Poetry is the mysticism of mankind.

The expressions of the poet cannot be analyzed; his sentence is one word, whose syllables are words. There are indeed no words quite worthy to be set to his music. But what matter if we do not hear the words always, if we hear the music?

Much verse fails of being poetry because it was not written exactly at the right crisis, though it may have been inconceivably near to it. It is only by a miracle that poetry is written at all.

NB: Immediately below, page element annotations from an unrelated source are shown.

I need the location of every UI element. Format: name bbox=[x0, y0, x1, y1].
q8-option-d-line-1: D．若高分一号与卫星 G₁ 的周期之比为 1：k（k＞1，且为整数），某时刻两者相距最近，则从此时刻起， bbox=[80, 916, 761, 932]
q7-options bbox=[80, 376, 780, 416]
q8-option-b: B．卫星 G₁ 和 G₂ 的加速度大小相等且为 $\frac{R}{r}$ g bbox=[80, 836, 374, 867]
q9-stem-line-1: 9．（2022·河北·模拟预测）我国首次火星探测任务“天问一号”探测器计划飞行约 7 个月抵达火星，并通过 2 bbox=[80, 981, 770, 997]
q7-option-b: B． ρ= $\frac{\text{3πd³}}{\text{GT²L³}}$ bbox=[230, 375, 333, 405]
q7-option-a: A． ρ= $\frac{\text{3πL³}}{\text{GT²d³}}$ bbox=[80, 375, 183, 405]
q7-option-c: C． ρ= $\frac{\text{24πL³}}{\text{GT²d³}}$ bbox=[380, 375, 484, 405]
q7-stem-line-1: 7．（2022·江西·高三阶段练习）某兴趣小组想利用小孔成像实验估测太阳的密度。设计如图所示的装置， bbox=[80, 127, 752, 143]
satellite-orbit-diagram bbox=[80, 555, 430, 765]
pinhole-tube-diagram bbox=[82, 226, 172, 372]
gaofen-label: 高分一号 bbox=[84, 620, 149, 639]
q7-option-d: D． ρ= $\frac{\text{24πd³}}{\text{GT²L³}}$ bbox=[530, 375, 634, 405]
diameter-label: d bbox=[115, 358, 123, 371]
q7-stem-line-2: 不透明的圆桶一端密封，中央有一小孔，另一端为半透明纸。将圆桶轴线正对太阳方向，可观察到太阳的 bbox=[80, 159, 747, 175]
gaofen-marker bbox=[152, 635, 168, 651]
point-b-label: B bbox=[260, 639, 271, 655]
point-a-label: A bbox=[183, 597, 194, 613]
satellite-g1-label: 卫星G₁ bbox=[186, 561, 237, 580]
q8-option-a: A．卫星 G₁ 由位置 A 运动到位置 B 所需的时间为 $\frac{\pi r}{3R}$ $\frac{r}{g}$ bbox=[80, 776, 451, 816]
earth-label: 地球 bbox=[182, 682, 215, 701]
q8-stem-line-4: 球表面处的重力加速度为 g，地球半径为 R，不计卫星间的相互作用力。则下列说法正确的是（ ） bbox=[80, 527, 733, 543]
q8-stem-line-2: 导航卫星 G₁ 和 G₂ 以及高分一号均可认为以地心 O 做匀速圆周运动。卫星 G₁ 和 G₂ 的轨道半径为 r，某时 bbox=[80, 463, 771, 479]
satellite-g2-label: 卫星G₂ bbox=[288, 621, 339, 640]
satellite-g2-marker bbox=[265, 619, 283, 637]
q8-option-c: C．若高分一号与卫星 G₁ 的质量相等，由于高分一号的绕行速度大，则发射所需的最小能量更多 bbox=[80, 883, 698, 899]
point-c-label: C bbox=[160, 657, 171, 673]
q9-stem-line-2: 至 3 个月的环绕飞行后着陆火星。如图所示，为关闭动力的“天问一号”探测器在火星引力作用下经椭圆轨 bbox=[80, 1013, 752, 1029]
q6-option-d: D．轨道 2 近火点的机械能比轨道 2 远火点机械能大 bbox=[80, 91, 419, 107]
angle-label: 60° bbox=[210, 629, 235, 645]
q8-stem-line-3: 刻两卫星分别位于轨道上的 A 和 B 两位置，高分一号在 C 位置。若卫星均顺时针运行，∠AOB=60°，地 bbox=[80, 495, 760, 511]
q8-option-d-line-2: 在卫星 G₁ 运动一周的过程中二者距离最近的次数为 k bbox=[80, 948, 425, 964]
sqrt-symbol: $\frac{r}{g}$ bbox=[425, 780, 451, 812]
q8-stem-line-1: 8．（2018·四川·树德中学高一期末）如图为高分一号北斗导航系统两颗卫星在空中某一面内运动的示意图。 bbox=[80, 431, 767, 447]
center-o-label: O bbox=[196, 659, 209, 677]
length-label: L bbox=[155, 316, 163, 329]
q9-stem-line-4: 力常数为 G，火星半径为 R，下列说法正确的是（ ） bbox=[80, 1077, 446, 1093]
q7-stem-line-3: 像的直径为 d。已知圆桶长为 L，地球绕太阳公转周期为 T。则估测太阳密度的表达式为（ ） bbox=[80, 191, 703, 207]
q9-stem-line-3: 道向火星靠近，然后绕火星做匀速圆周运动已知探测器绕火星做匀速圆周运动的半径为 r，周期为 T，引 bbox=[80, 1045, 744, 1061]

It is not recoverable thought, but a hue caught from a vaster receding thought.

A poem is one undivided unimpeded expression fallen ripe into literature, and it is undividedly and unimpededly received by those for whom it was matured.

If you can speak what you will never hear, if you can write what you will never read, you have done rare things.

The work we choose should be our own,
God lets alone.

The unconsciousness of man is the consciousness of God.

Deep are the foundations of sincerity. Even stone walls have their foundation below the frost.

What is produced by a free stroke charms us, like the forms of lichens and leaves. There is a certain perfection in accident which we never consciously attain. Draw a blunt quill filled with ink over a sheet of paper, and fold the paper before the ink is dry, transversely to this line, and a delicately shaded and regular figure will be produced, in some respects more pleasing than an elaborate drawing.

The talent of composition is very dangerous,—the striking out the heart of life at a blow, as the Indian takes off a scalp. I feel as if my life had grown more outward when I can express it.